Pawleys Island, SC – While on a trip to visit friends in Pawleys Island, South Carolina, my hosts kept asking me if I had ever heard of the “Ghost of Alice Flagg.”
Apparently, dear old Alice is buried here, and I MUST pay her a visit.
Alice Flagg was the younger sister of Dr. Allard Flagg. Dr. Flagg is believed to have built The Hermitage, in Murrells Inlet, South Carolina. The home was built in 1848. It was originally the summer home of Methodist minister James Belin.
Alice was a typical southern belle, who at the age of sixteen, met a man whom her family felt wasn’t good enough for her. Alice fell in love with this “lumberman” and had to resort to sneaking about to be with him.
Eventually, the man proposed to Alice and she accepted. Knowing her family wouldn’t approve, she didn’t wear the ring he had given her, instead, she wore it on a ribbon around her neck where she could conceal it in her blouse.

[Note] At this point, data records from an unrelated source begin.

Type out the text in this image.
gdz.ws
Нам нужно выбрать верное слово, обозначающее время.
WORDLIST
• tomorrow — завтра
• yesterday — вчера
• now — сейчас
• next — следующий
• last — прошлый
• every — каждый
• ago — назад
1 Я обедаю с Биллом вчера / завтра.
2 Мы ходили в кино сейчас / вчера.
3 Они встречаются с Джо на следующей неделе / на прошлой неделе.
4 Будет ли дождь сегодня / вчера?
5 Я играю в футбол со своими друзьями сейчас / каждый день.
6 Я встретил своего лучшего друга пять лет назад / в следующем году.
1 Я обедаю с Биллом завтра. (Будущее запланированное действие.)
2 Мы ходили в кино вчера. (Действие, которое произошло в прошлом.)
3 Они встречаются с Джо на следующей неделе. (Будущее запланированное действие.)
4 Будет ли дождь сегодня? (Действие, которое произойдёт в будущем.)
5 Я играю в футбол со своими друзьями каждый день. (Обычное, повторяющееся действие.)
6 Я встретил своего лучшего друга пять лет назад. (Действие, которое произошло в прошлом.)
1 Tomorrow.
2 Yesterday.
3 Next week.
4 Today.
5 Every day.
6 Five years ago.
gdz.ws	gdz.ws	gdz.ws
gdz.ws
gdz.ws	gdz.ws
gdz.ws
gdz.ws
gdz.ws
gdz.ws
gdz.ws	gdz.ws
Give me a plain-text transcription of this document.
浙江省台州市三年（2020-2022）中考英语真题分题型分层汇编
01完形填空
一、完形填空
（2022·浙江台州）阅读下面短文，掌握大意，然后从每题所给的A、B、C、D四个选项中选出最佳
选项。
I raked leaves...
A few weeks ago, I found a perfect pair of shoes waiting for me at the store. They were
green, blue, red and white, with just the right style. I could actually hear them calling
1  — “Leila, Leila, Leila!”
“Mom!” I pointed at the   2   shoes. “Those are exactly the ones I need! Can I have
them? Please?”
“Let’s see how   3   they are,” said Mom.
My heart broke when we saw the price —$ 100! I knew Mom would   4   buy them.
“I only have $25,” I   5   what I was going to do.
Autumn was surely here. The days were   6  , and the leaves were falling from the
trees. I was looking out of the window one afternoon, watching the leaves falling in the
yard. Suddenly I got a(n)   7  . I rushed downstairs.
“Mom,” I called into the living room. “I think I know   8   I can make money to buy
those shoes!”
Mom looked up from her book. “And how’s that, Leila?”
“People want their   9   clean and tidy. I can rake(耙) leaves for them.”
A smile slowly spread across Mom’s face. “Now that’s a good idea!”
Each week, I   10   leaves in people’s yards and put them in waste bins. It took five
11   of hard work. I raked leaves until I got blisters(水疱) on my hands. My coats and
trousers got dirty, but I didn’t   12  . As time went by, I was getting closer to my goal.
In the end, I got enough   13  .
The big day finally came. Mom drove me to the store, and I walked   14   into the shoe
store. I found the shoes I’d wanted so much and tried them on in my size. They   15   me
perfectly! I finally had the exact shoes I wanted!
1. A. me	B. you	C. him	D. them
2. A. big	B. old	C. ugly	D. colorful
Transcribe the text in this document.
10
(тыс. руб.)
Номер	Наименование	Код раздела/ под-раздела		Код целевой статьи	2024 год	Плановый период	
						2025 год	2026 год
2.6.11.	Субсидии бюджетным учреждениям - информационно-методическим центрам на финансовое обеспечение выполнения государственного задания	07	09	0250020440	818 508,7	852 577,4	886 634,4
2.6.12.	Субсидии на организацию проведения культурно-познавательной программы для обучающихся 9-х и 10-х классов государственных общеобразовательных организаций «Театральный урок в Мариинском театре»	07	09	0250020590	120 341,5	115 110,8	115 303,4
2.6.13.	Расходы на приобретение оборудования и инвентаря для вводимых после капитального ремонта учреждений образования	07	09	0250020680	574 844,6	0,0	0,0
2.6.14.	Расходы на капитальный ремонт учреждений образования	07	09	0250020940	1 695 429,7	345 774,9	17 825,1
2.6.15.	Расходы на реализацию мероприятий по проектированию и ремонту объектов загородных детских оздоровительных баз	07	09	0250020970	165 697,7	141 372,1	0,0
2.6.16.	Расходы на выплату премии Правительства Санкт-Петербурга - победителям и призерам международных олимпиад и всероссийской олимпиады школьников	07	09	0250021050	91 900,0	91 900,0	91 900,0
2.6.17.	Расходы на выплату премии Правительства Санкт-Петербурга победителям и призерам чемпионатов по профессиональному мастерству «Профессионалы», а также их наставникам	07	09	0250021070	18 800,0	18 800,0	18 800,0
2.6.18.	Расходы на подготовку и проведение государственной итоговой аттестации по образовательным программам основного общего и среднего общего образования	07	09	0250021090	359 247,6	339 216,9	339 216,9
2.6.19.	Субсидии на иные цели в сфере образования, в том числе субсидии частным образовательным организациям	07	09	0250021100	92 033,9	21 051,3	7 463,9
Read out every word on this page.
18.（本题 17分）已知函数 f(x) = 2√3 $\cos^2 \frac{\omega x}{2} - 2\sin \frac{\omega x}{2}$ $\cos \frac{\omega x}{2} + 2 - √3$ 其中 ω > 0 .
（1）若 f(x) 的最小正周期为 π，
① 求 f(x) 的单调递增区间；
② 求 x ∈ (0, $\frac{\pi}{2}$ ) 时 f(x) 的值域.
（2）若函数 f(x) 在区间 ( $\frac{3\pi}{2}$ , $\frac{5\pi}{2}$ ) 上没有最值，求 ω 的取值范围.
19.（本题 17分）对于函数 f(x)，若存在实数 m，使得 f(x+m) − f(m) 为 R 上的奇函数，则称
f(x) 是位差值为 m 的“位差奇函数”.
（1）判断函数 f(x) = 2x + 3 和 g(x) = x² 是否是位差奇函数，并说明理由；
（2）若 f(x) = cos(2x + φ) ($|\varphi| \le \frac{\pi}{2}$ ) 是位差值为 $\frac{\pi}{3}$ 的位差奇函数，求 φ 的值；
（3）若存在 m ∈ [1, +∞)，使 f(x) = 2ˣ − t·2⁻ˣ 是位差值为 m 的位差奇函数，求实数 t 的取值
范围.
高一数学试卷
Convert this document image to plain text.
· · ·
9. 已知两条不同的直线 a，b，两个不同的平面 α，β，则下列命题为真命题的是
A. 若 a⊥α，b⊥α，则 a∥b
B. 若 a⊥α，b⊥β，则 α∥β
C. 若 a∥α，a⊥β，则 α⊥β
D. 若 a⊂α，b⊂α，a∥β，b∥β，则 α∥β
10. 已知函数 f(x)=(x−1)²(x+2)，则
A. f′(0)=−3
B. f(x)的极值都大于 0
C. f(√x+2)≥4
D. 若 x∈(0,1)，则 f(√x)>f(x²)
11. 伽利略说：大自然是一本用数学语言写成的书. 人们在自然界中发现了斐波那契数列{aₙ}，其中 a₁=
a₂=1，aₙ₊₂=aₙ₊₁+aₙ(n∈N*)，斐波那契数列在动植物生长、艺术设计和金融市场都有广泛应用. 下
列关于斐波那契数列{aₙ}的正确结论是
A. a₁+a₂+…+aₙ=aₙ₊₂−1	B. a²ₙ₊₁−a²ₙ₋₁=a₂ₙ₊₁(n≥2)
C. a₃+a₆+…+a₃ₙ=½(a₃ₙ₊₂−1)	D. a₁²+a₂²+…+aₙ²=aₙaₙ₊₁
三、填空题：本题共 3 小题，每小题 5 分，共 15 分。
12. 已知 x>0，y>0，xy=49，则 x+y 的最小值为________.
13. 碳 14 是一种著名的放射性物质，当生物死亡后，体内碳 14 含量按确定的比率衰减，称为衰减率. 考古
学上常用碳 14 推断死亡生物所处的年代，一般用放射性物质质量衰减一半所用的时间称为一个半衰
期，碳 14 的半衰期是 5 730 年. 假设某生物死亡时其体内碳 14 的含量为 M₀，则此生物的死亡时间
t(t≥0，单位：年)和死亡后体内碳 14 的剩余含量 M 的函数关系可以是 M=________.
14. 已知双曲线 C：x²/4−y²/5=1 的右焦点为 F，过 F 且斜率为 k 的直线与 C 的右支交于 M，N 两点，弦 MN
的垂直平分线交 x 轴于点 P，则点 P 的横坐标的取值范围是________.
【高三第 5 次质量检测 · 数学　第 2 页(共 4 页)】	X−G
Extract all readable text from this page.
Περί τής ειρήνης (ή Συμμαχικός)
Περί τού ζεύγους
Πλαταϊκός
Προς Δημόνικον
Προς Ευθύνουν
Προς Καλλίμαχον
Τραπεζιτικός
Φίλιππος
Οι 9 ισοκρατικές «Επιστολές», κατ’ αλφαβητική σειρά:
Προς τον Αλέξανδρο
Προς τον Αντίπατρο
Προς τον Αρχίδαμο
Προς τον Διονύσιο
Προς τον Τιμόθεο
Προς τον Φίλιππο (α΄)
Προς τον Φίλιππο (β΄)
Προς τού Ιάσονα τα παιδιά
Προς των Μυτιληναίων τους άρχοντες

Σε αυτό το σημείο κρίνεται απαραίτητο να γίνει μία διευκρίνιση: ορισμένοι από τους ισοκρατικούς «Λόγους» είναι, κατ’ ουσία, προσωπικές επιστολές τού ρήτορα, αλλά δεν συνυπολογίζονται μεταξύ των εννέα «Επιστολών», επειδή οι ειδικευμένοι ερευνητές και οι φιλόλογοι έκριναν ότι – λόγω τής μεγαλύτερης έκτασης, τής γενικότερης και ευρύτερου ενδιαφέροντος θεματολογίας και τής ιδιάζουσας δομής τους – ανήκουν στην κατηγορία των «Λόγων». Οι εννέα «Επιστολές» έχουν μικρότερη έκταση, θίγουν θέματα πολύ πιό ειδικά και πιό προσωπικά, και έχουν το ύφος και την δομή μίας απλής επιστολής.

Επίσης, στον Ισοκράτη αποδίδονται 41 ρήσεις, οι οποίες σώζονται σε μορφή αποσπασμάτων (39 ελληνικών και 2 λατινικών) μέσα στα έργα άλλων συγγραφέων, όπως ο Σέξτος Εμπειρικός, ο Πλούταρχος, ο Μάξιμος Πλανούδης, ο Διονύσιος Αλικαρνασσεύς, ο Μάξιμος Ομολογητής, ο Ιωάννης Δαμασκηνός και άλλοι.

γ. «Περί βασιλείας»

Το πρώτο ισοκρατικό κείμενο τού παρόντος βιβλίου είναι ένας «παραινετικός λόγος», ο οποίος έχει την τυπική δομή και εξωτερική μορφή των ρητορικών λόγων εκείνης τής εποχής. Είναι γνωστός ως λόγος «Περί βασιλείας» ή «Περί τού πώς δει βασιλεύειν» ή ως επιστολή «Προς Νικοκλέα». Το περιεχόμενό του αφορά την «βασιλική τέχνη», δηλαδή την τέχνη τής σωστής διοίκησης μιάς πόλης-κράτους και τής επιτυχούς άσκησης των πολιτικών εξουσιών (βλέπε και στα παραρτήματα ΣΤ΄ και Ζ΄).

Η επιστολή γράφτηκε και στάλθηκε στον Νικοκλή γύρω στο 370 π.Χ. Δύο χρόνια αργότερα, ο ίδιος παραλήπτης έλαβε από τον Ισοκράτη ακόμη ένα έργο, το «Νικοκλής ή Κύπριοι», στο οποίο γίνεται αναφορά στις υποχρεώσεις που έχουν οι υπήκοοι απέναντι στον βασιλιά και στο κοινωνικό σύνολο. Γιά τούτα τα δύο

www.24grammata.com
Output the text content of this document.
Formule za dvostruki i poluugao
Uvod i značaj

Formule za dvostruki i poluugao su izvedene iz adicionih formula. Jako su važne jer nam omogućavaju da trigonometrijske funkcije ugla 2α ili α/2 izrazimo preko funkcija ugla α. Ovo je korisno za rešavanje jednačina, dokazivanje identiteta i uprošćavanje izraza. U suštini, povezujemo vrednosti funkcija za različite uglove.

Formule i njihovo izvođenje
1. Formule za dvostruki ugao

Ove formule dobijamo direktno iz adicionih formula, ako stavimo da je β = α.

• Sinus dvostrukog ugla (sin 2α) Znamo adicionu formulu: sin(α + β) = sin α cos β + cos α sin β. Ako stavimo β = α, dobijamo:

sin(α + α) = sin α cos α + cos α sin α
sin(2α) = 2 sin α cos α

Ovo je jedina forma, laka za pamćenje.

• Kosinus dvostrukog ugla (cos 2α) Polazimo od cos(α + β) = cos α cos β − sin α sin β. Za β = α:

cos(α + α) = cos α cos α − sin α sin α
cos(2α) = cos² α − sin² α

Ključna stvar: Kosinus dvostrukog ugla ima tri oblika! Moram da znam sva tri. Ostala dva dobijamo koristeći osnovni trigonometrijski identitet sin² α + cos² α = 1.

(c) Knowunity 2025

Her family continued to object to their relationship and Alice moved to Charleston. Her fiancé visited her for the Spring Ball and they spent the entire night just dancing away. Her family was not in Charleston, and it was the happiest night of her life.
Alice then fell ill with a fever that was prevelant in the area at the time. Dr. Flagg came to take his sister home and when he was caring for her, he noticed the ring.
Furious, Dr. Flagg ripped the ribbon from her neck and flung it into the nearby creek. Alice, near death, begged her family and friends to find the ring.
It was never found.
She died the following week and was eventually buried at the All Saints Church. The story goes that her ghost still wanders the halls of the Hermitage and visitors have said they have seen her spirit in the mirror of her room.
It’s believed that she’s still looking for the ring.
Visitors to her grave always bring something “round” to place on her grave as a tribute to her and the ring. Once you give your gift, you are to walk around the grave three times and if her spirit is there, then you will feel a “tug” on the ring you’re wearing.
I didn’t see or “feel” the ghost of Alice Flagg on my visit, but her story is intriguing.
I love the people, places AND ghosts I meet on this bike.